The neochord apparatus was secured to the tip of the papillary muscle and set aside to be placed at the leaflet edge once the annuloplasty was complete. The annuloplasty sutures were placed through the sewing ring in standard fashion, and the annuloplasty ring was lowered into the field. The neochords were preserved as the surgeons prepared to set the annuloplasty ring. The annuloplasty sutures were tied in standard fashion, starting with the anterolateral commissure and across the anterior leaflet. The sutures were then alternated laterally to medially across the posterior leaflet. The valve pathology was examined once again after the annuloplasty was complete.
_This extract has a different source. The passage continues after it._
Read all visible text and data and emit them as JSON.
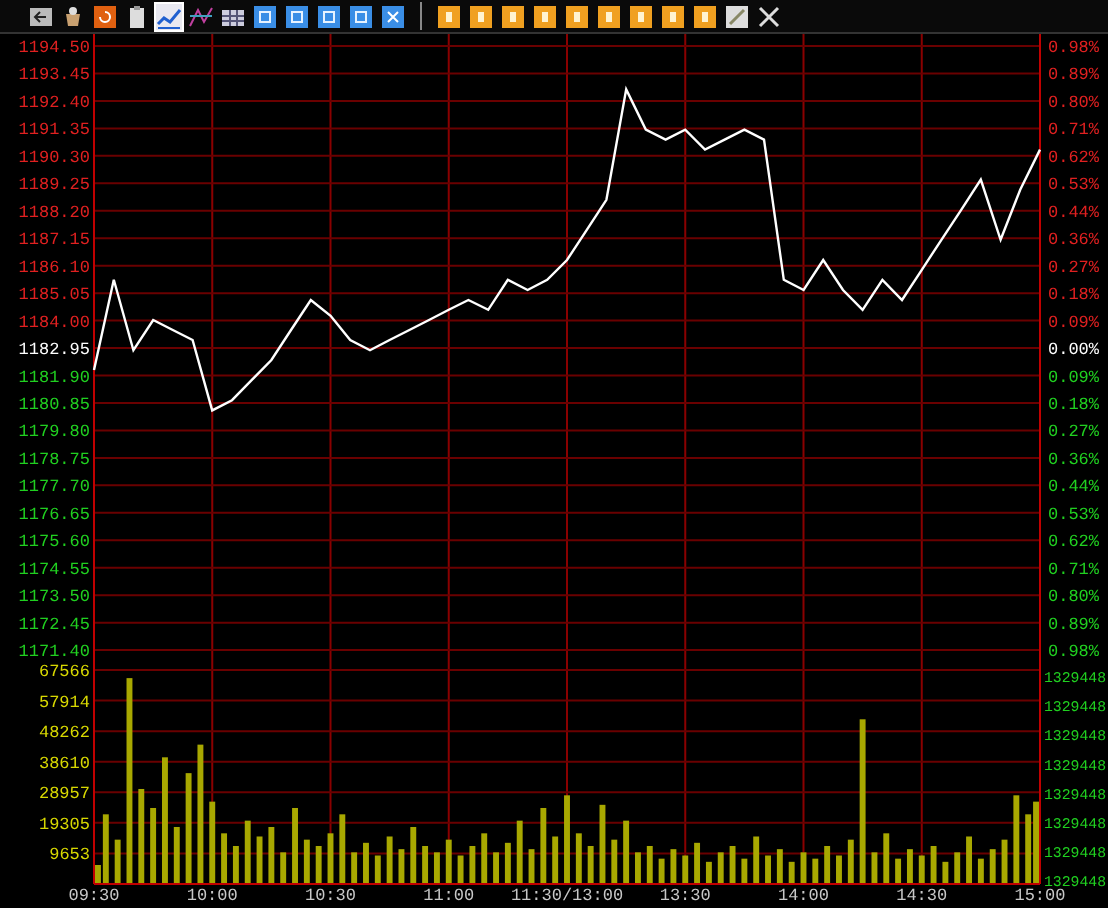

Two neochords were placed through the leaflet edge of the P2 cusp. At the conclusion of the case, the leaflet coaptation was adequate by direct observation on the beating heart. There was no residual MR, and the ring was well seated, as demonstrated by the postoperative TEE. 
 
The patient’s postoperative course was uncomplicated, and the patient was discharged home on postoperative day five. The authors believe this method to be technically feasible, safe, and effective as an alternative in patients in whom the conventional approach would involve reoperative sternotomy and extensive dissection to isolate prior patent CABG grafts to achieve arrest. 


References

  1. Matthew A. Romano, Jonathan W. Haft, Francis D. Pagani, Steven F. Bolling, Beating heart surgery via right thoracotomy for reoperative mitral valve surgery: A safe and effective operative alternative, The Journal of Thoracic and Cardiovascular Surgery, Volume 144, Issue 2, 2012, Pages 334-339.